Teenager Accused Of Leading Ring Of ‘Evil Geniuses’ On $24 Million ‘Cybercrime Spree’

Teenager Accused Of Leading Ring Of ‘Evil Geniuses’ On $24 Million ‘Cybercrime Spree’

Yesterday, the prominent bitcoin investor Michael Terpin announced that he’d filed suit against the ringleader of a “SIM swap gang” that he’d been chasing down since 2018, following the theft of roughly a collective $US24 ($37) million in bitcoin from his digital wallets. And it turns out the culprit, in this case, wasn’t a criminal mastermind, but a shitty teenager.

That’s according to the complaint Terpin filed yesterday against now 18-year-old Ellis Pinsky, a high school student in suburban New York who’s currently “on track” to graduate high school. As Terpin explains, the then 15-year-old Pinsky led a 20-person “cybercrime spree” back in 2018 along with 20 other co-conspirators, netting themselves a collective $US100 ($153) million in digital crypto in the process.

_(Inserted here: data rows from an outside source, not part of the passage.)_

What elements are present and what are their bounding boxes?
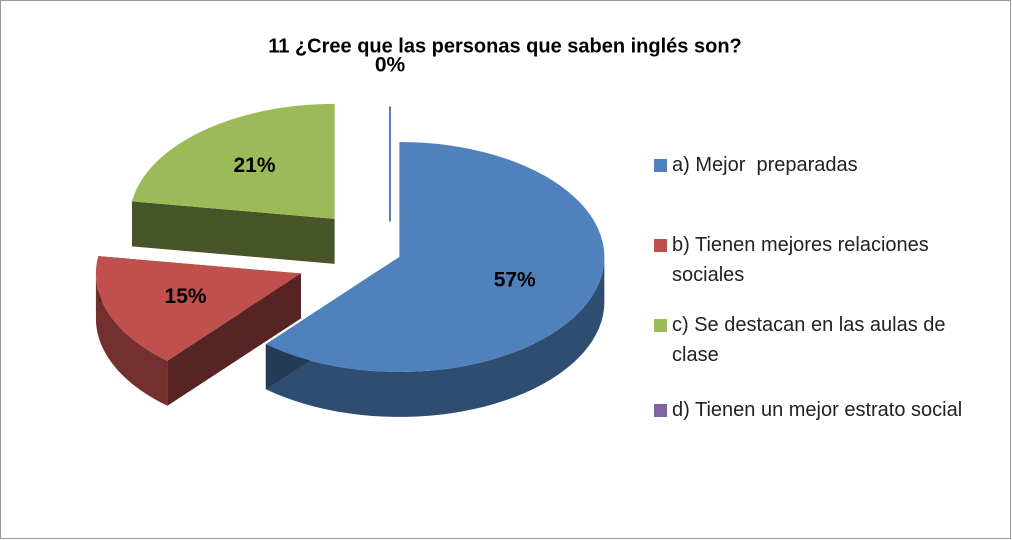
- data-label: 15%: [165, 285, 207, 308]
- pie-cut: [131, 201, 335, 264]
- pie-slice: [131, 103, 335, 219]
- data-label: 0%: [375, 54, 406, 77]
- data-labels: 57% 15% 21% 0%: [165, 54, 537, 308]
- data-label: 21%: [233, 154, 275, 177]
- pie-side: [95, 273, 168, 406]
- legend-swatch: [654, 159, 667, 172]
- pie-side: [265, 256, 605, 417]
- legend-label: a) Mejor preparadas: [672, 154, 858, 176]
- pie-tops: [95, 103, 605, 372]
- legend-label: d) Tienen un mejor estrato social: [672, 399, 963, 421]
- chart-title: 11 ¿Cree que las personas que saben ingl…: [268, 35, 742, 57]
- pie-slice: [95, 256, 301, 361]
- pie-slice: [265, 141, 605, 372]
- legend-swatch: [654, 319, 667, 332]
- data-label: 57%: [494, 268, 536, 291]
- legend-swatch: [654, 404, 667, 417]
- legend-label: b) Tienen mejores relaciones sociales: [672, 234, 935, 286]
- legend-label: c) Se destacan en las aulas de clase: [672, 314, 952, 366]
- legend-swatch: [654, 239, 667, 252]
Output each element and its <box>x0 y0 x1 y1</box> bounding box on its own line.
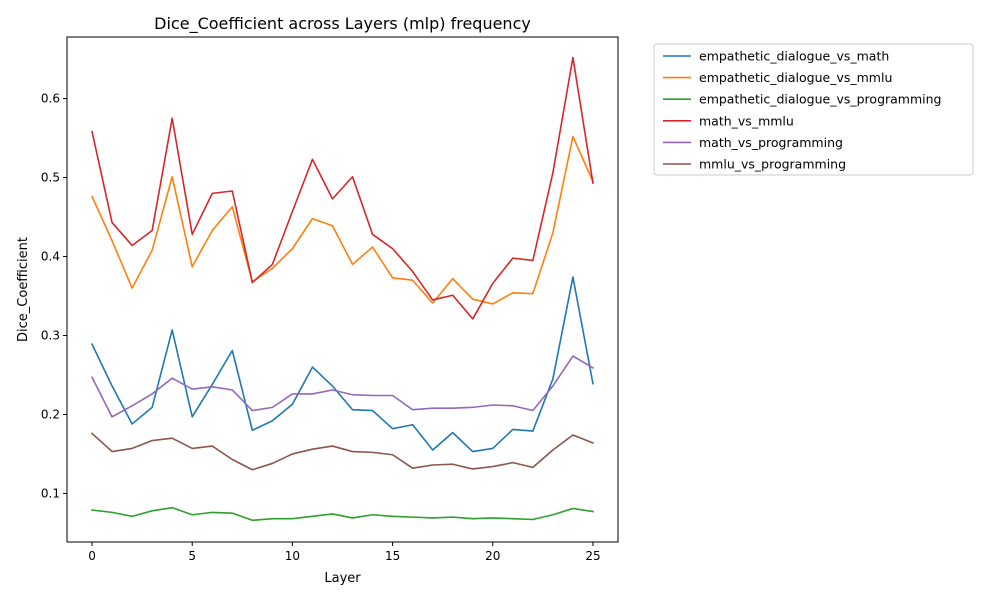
series-line-empathetic-dialogue-vs-math <box>90 276 594 453</box>
legend-entry-label: empathetic_dialogue_vs_programming <box>699 92 941 107</box>
series-line-empathetic-dialogue-vs-programming <box>91 506 594 522</box>
series-line-math-vs-mmlu <box>91 56 594 320</box>
y-tick-label: 0.4 <box>41 250 60 264</box>
y-tick-label: 0.2 <box>41 407 60 421</box>
legend-entry-label: mmlu_vs_programming <box>699 157 846 172</box>
y-axis-label: Dice_Coefficient <box>16 237 31 342</box>
plot-frame <box>66 36 619 543</box>
x-tick-label: 0 <box>88 549 96 563</box>
series-line-mmlu-vs-programming <box>90 432 594 471</box>
series-layer <box>90 56 595 522</box>
legend-entry-label: math_vs_programming <box>699 135 843 150</box>
x-tick-label: 5 <box>188 549 196 563</box>
legend-frame <box>653 43 974 176</box>
x-tick-label: 10 <box>285 549 300 563</box>
y-tick-label: 0.1 <box>41 486 60 500</box>
y-tick-label: 0.3 <box>41 328 60 342</box>
x-tick-label: 15 <box>385 549 400 563</box>
y-tick-label: 0.6 <box>41 92 60 106</box>
x-tick-label: 25 <box>585 549 600 563</box>
x-axis: 0 5 10 15 20 25 <box>88 542 601 563</box>
x-tick-label: 20 <box>485 549 500 563</box>
y-tick-label: 0.5 <box>41 171 60 185</box>
y-axis: 0.1 0.2 0.3 0.4 0.5 0.6 <box>41 92 67 500</box>
legend: empathetic_dialogue_vs_math empathetic_di… <box>653 43 974 176</box>
x-axis-label: Layer <box>324 571 361 586</box>
legend-entry-label: math_vs_mmlu <box>699 113 794 128</box>
series-line-empathetic-dialogue-vs-mmlu <box>90 135 595 305</box>
legend-entry-label: empathetic_dialogue_vs_mmlu <box>699 70 892 85</box>
series-line-math-vs-programming <box>90 355 595 418</box>
legend-entry-label: empathetic_dialogue_vs_math <box>699 49 889 64</box>
chart-title: Dice_Coefficient across Layers (mlp) fre… <box>154 14 531 34</box>
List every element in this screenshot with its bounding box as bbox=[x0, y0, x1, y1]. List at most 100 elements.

“In his early teens, [Pinsky] began hacking computers with the mission of accessing his victims’ private accounts where they store their cryptocurrency holdings or private information,” the complaint explains. It elaborates:

Once his cohorts or he breach the security wall with a stolen mobile phone SIM card belonging to his ‘mark,’ they use that victim’s telephone or computer to locate information to take charge of the victim’s cryptocurrency accounts and to transfer the proceeds of those accounts to their control.

According to the docket, Pinsky met his co-conspirators online and worked with them to deliberately track down the telephone and carrier information of potential targets that had large holdings in the crypto community. They then used that information—along with “forged identity papers,” to coerce the carrier into giving the group control over the target’s phone. Once there, they would rifle through the phone owner’s files until they could access any account or password information about any cryptocurrency holdings the person might have.

Pinsky and his cohorts aren’t alone in their crypto-related crimes. Costs relating to these cases surged to roughly $US4.5 ($7) billion last year, more than doubling from the year prior. That same year, Terpin was awarded nearly $US76 ($116) million in a case against 21-year-old Nicholas Truglia, an undergraduate college student who allegedly worked alongside Pinsky in the 2018 heist.

These sorts of financial crimes, according to Terpin’s suit, “are no less insidious than bank robberies, credit card and bank fraud, and money laundering by drug traffickers and terrorists.” It just turns out that they’re also easy enough for a teen to pull off.